Building Literacies In & Out of School

Effective literacy teaching and learning are key to helping students succeed both in and out of school. Literacy needs to be taught across content areas, and school-based tasks need to recognize and build on young people’s use of literacy in home, community, and peer settings. RFA’s literacy-focused work has included research on a range of settings, including early grades, high schools, alternative schools, and out-of-school settings. RFA has built knowledge about areas such as effective teacher professional development and literacy coaching, strategies to support struggling readers, adolescent literacy practices, and student engagement.
New Media, New Literacy: Learning from Youth in Philadelphia and Chester
Can you find a teenager today who doesn’t have a cell phone, iPod, laptop computer or digital camera? Teachers in classrooms everywhere are in a near-constant battle to pull students’ attention from gadgets – but they hold untapped potential as learning tools. What can we learn from students’ interest in technology and communication to enhance their literacy skills and improve their education? That was the question posed by Joslyn Young as she spent a year in residence at Research for Action as a Stoneleigh Junior Fellow studying the role of out-of-school media literacy and its effect on learning. Click here to access her portal of information on the role of media literacy and its effect on student learning.
Selected Activities
- Member, National Advisory Board of the Children’s Literacy Initiative – Philadelphia, PA
Selected Projects
This is a national, multi-site examination of how teachers, students, schools, districts and others educational entities develop, respond to and/or utilize new assessment tools. Funded by the Bill and Melinda Gates Foundation, RFA is working with a team of researchers to study how the new tools are utilized in the classroom; and how an array of supports, including professional development and new technology platforms, affect the implementation and utilization of the new tools.
The School District of Philadelphia operates 13 accelerated high schools to help get off-track students (e.g., over-age, under-credited youth) back on track to graduation. This project examines literacy teaching and learning at the accelerated high schools to support program implementation and professional development there and to inform broader District efforts to invigorate literacy teaching and learning throughout the system, particularly for the lowest performing students. This project is supported by the William Penn Foundation.
The William Penn Foundation funds Center for Literacy's Integrated Literacy Model (ILM) at West Philadelphia High School and commissioned RFA to conduct an implementation and impact evaluation of the model. This pilot project aims to improve high school graduation rates by addressing low literacy levels, one of the key risk factors for dropout. ILM literacy specialists provide intensive literacy instruction to 9th graders reading below grade level, as well as to similar students in an after-school Twilight program. An ILM literacy coach supports 9th grade teachers in integrating literacy across the content areas.

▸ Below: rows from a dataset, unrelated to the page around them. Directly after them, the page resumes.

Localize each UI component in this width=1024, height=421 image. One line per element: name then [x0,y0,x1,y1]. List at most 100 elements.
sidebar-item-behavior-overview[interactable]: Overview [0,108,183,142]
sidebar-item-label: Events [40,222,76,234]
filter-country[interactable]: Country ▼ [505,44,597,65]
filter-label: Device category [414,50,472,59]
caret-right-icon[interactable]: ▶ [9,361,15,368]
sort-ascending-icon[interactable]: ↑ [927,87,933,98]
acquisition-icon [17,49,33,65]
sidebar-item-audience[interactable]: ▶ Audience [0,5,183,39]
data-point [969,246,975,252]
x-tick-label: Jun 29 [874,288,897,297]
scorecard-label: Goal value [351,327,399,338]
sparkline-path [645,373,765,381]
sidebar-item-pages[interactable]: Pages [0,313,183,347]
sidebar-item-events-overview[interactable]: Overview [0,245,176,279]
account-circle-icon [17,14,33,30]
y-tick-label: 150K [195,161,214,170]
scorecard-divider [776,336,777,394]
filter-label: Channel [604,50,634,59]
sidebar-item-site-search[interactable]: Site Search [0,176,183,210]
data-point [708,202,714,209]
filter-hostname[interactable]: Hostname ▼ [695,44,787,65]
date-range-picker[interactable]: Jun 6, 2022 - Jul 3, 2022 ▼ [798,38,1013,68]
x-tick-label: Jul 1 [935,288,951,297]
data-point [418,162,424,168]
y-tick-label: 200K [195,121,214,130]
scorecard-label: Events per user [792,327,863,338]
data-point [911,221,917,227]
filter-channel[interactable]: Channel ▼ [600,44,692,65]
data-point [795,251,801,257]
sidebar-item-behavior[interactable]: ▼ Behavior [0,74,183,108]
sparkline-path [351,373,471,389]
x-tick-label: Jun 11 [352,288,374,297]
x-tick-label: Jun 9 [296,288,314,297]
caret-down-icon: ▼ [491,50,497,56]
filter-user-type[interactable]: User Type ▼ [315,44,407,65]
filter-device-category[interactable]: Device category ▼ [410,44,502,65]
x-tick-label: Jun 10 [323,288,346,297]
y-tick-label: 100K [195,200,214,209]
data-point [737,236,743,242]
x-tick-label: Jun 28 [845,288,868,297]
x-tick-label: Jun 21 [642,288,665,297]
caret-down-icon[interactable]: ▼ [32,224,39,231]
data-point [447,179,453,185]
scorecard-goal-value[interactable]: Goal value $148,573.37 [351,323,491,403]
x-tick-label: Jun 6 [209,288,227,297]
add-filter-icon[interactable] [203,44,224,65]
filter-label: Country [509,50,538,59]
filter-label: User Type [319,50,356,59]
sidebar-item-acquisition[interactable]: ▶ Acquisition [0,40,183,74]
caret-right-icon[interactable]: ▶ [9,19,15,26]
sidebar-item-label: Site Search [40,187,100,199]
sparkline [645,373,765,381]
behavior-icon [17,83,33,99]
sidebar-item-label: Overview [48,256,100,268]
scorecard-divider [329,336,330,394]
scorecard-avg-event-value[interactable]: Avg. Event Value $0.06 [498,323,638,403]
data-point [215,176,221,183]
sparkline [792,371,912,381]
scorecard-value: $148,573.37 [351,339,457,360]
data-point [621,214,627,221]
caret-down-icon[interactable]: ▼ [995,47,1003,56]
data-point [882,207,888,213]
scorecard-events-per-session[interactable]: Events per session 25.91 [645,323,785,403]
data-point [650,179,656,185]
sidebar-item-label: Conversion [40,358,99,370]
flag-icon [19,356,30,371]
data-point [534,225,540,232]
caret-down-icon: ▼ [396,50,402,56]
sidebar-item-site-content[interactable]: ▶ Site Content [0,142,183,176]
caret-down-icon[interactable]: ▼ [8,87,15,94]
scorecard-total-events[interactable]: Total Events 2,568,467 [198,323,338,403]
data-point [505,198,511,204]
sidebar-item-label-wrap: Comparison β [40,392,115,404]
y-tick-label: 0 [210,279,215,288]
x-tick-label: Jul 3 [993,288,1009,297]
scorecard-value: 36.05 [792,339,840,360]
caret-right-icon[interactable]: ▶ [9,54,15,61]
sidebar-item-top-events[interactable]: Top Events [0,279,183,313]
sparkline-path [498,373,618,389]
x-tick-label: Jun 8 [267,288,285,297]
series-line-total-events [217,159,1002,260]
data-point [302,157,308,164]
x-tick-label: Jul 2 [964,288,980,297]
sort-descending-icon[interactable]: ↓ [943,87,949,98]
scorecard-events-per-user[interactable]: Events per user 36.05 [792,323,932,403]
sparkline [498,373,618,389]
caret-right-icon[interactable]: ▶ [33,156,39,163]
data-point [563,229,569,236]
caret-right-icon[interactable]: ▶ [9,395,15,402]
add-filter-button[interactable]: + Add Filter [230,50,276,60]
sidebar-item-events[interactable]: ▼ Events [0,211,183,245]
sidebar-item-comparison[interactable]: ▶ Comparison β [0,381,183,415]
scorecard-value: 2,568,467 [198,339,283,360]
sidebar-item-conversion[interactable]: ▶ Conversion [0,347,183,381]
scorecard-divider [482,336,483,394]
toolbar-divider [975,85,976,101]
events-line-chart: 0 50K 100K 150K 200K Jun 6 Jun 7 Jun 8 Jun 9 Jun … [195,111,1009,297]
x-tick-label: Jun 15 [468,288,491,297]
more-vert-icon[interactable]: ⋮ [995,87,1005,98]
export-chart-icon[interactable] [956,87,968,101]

RFA evaluated the RCS/EBL initiative designed and implemented by a partnership of PEF and the School District of Philadelphia. Full-time Literacy Intern Teachers in the early grades work alongside senior teachers. RFA examined the impact of this initiative on classroom instruction and student achievement, and the success of the internship model in recruiting, training and retaining new teachers.
RFA is conducting a mixed-methods evaluation of the American Reading Company's ACTION 100 initiative in more than 20 elementary schools in Camden. The study will focus on ACTION 100's impact on student achievement.